The International Day of Women and Girls in Science advocates for greater participation of women and girls in the fields of Science, Technology, Engineering and Mathematics (STEM) and celebrates those trailblazing women who have made indelible contributions to scientific development.
Trinidad and Tobago has produced many female pioneers who have made and continue to make waves in the world of STEM. Camille Wardrop Alleyne, who is the first person of Caribbean descent—male or female—to hold a senior management position at NASA; Dr Shirin Haque, the first woman to head the Department of Physics at UWI St Augustine, Dr Judith Gobin, the first female Professor of Science at UWI St Augustine and Dolly Nicholas the first and only woman to receive a national award for a scientific invention, are but a few of those torchbearers who have illuminated the path for others to follow.

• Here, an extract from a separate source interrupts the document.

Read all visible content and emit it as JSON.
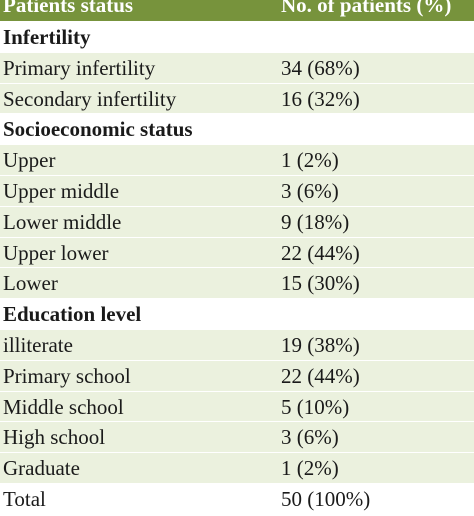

Girls at our tertiary institutions tend to outnumber and outperform the boys in every area of STEM, except engineering, in stark contrast to UN statistics which indicate that although women make up about 50% of the world’s population, they comprise less than 30% of scientific and technological researchers and are regularly excluded from science-related fields as a result of long-standing biases and harmful gender stereotypes.
The Covid-19 pandemic has underscored the important role of scientific and technological innovation in mitigating crises and providing viable solutions to pressing and complex challenges. Traditional ways of learning, working and doing business have been substituted or totally replaced by the use of technology as the need to keep safe is balanced with the need to keep nations and economies afloat. It would be prudent therefore to invest in this critical sector by encouraging the participation of women and girls, as greater diversity in STEM, results in a wider variety of expertise, opinions and talent that can influence and direct scientific innovation. For example, women have featured prominently in Covid-19 vaccine development and other global and national responses to the pandemic.
On this International Day of Women and Girls in Science, let us encourage our girls and women to pursue careers in STEM because the nation, and indeed the world, can only benefit from the addition of the female perspective.